Re: [PATCH] mm: introduce MADV_CLR_HUGEPAGE

From: Michal Hocko
Date: Tue May 30 2017 - 06:39:39 EST


On Tue 30-05-17 13:19:22, Mike Rapoport wrote:
> On Tue, May 30, 2017 at 09:44:08AM +0200, Michal Hocko wrote:
> > On Wed 24-05-17 17:27:36, Mike Rapoport wrote:
> > > On Wed, May 24, 2017 at 01:18:00PM +0200, Michal Hocko wrote:
> > [...]
> > > > Why cannot khugepaged simply skip over all VMAs which have userfault
> > > > regions registered? This would sound like a less error prone approach to
> > > > me.
> > >
> > > khugepaged does skip over VMAs which have userfault. We could register the
> > > regions with userfault before populating them to avoid collapses in the
> > > transition period.
> >
> > Why cannot you register only post-copy regions and "manually" copy the
> > pre-copy parts?
>
> We can register only post-copy regions, but this will cause VMA
> fragmentation. Now we register the entire VMA with userfaultfd, no matter
> how many pages were dirtied there since the pre-dump. If we register only
> post-copy regions, we will split out the VMAs for those regions.

Is this really a problem, though?

> > > But then we'll have to populate these regions with
> > > UFFDIO_COPY which adds quite an overhead.
> >
> > How big is the performance impact?
>
> I don't have the numbers handy, but for each post-copy range it means that
> instead of memcpy() we will use ioctl(UFFDIO_COPY).

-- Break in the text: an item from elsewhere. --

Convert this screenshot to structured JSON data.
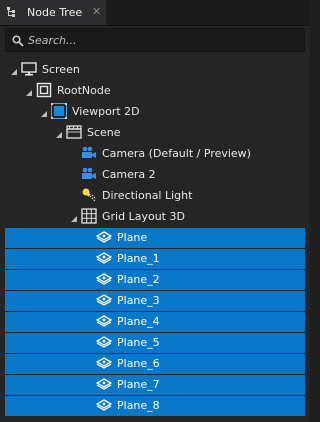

It would be good to measure that though. You are proposing a new user
API and the THP api is quite convoluted already so there better be a
very good reason to add a new API. So far I can only see that it would
be more convinient to add another madvise command and that is rather
insufficient justification IMHO. Also do you expect somebody else would
use new madvise? What would be the usecase?
--
Michal Hocko
SUSE Labs